Ao longo de sua trajetória, todos reconhecem uma inquebrantável coerência, determinação e compromisso com os princípios. Um dos muitos exemplos é que em 1999, em solidariedade a outros dois prisioneiros que não seriam libertados, e por não aceitar condições adicionais impostas a ele, López Rivera recusou a “clemência” oferecida pela presidência. Nas palavras do patriota, seria como “continuar na prisão fora da prisão”.
 
Entre as desumanas condições a que López Rivera foi submetido, testemunhou a ex-presa política Alícia Rodríguez, era obrigado a dormir com um braço e uma perna para fora da grade, por exigência dos carcereiros, para que soubessem que estava dentro da cela. “Durante mais de uma década sequer pude tocá-lo. De 1986 a 1998, ficávamos separados por um vidro, sem contato físico, num pequeno espaço, com ele algemado nas mãos e nos pés e cercado por quatro guardas”, recordou Clarissa López Ramos, sua única filha.

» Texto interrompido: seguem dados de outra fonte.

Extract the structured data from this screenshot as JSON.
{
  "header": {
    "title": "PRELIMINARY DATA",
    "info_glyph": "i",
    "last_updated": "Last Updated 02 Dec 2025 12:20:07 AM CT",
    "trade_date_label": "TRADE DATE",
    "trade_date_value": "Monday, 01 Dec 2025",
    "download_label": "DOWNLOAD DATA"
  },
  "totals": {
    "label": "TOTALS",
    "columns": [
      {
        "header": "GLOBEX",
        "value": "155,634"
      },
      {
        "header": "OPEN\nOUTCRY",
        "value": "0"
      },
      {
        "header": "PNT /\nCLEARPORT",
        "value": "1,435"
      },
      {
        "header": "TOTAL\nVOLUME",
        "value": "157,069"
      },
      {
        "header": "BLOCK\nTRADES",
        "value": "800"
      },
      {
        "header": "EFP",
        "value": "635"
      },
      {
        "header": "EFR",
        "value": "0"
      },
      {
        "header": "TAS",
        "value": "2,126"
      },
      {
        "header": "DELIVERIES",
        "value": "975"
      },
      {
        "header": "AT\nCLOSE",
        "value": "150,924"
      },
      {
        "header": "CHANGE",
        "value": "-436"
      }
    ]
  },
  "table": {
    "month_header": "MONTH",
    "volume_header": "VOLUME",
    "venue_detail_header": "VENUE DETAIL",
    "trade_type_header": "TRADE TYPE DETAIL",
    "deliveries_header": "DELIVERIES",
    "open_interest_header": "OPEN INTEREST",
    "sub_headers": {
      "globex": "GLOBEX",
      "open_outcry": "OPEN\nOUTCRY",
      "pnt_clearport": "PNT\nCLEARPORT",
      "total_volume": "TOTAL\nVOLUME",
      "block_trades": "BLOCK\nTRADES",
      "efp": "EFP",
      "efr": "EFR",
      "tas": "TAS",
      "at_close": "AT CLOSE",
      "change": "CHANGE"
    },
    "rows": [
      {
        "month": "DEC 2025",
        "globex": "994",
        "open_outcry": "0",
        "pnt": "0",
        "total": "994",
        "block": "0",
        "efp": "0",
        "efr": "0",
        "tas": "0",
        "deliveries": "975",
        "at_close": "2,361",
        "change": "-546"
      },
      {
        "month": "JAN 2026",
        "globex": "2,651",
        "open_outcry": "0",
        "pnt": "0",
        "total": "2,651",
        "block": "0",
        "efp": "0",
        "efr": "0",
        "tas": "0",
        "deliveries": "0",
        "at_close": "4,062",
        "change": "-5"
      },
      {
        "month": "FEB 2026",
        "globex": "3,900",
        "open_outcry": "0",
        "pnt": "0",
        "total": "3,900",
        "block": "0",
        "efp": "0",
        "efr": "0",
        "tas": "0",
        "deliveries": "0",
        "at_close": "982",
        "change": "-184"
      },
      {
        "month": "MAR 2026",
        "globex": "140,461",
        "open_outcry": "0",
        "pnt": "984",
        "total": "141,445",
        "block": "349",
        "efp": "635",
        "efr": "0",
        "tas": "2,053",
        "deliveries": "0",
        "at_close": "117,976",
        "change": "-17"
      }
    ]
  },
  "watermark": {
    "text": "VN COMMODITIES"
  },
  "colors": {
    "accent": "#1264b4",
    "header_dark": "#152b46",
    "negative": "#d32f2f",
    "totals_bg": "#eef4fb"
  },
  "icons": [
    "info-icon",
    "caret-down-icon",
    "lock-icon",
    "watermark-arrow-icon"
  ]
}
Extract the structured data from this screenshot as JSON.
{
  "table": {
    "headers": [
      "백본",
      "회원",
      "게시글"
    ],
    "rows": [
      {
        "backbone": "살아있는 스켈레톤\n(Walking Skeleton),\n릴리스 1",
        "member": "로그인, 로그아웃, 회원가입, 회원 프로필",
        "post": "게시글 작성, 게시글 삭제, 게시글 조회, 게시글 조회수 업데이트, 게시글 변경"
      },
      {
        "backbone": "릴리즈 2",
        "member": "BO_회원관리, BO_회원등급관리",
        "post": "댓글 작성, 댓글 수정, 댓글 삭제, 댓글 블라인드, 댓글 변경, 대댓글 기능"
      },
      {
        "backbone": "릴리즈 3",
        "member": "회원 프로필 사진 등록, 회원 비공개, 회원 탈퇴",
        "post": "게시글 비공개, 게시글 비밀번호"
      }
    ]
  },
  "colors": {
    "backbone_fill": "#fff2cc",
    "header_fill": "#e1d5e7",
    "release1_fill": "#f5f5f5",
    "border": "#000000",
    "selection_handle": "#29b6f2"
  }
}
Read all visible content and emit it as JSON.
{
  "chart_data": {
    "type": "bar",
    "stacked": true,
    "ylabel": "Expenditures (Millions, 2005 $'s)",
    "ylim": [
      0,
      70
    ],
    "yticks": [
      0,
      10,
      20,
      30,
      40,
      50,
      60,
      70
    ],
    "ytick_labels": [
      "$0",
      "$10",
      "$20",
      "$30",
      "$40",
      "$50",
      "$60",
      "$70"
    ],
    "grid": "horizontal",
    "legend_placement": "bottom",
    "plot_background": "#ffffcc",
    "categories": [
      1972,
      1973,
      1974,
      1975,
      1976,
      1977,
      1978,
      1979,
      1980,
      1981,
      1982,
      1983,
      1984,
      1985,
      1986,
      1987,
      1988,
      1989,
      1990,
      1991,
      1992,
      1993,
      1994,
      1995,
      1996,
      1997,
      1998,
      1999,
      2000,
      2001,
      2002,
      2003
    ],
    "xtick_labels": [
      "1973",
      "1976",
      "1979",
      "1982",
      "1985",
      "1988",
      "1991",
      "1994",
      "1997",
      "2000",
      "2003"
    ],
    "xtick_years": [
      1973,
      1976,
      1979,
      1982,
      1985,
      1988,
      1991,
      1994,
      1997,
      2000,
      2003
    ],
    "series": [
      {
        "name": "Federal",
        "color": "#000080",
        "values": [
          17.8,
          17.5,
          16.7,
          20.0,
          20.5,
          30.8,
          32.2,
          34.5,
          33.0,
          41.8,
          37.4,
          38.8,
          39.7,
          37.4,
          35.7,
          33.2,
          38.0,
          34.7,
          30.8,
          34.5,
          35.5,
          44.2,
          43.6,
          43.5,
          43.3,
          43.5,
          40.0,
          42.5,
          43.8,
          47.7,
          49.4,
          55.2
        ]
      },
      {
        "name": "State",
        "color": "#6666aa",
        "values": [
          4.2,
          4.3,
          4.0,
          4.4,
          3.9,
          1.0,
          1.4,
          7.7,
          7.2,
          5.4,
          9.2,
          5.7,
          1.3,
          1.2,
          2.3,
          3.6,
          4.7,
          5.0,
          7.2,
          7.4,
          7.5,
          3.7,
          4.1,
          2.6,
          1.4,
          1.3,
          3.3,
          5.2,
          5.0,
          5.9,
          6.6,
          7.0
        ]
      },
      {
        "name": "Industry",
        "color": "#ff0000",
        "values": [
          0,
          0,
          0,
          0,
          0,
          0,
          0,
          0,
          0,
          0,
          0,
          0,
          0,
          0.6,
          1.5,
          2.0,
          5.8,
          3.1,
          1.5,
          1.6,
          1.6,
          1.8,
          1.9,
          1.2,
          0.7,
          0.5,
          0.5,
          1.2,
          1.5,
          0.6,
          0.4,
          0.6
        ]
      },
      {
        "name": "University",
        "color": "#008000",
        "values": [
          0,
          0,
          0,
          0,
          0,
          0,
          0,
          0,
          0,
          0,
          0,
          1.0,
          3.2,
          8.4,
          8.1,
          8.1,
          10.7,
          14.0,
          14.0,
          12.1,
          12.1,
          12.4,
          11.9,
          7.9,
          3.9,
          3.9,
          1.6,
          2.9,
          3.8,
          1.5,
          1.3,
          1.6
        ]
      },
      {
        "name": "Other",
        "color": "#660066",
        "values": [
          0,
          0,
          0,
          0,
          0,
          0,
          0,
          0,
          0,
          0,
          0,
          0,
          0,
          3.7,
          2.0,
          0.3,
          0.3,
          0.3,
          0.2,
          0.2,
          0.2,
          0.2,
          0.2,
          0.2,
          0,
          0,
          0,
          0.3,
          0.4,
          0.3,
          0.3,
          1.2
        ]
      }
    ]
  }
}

O ex-presidente do Colégio de Advogados de Porto Rico, Eduardo Villanueva, disse estar “profundamente agradecido pela unidade, constância e valor” com que seus compatriotas assumiram a batalha pela libertação de López Rivera, enaltecendo em especial a postura de Cuba, Nicarágua, Bolívia e Venezuela, cujos governos tanto contribuíram para esta vitória. “Oscar López Rivera forma parte daqueles homens e mulheres que nos dão lições ao serem capazes de dar tudo por um ideal de justiça”, enfatizou.
Em defesa da libertação do patriota porto-riquenho se manifestaram personalidades como o arcebispo sul-africano Desmond Tutu; o atual governador da Ilha, Ricardo Rosselló; o senador estadunidense Bernie Sanders, artistas como Calle 13, Ricky Martin e Rubén Blades, e inúmeras lideranças políticas, intelectuais e sociais de  todo o mundo.
Como relatou orgulhosa sua filha Clarissa, “olho nos olhos do meu velho e vejo que o amor pela igualdade, pela justiça e a independência de Porto Rico estão intactos. Sei que para ele não foi um sacrifício, que ele só fez o que lhe ditou o coração e a consciência para que vivamos em um país livre”.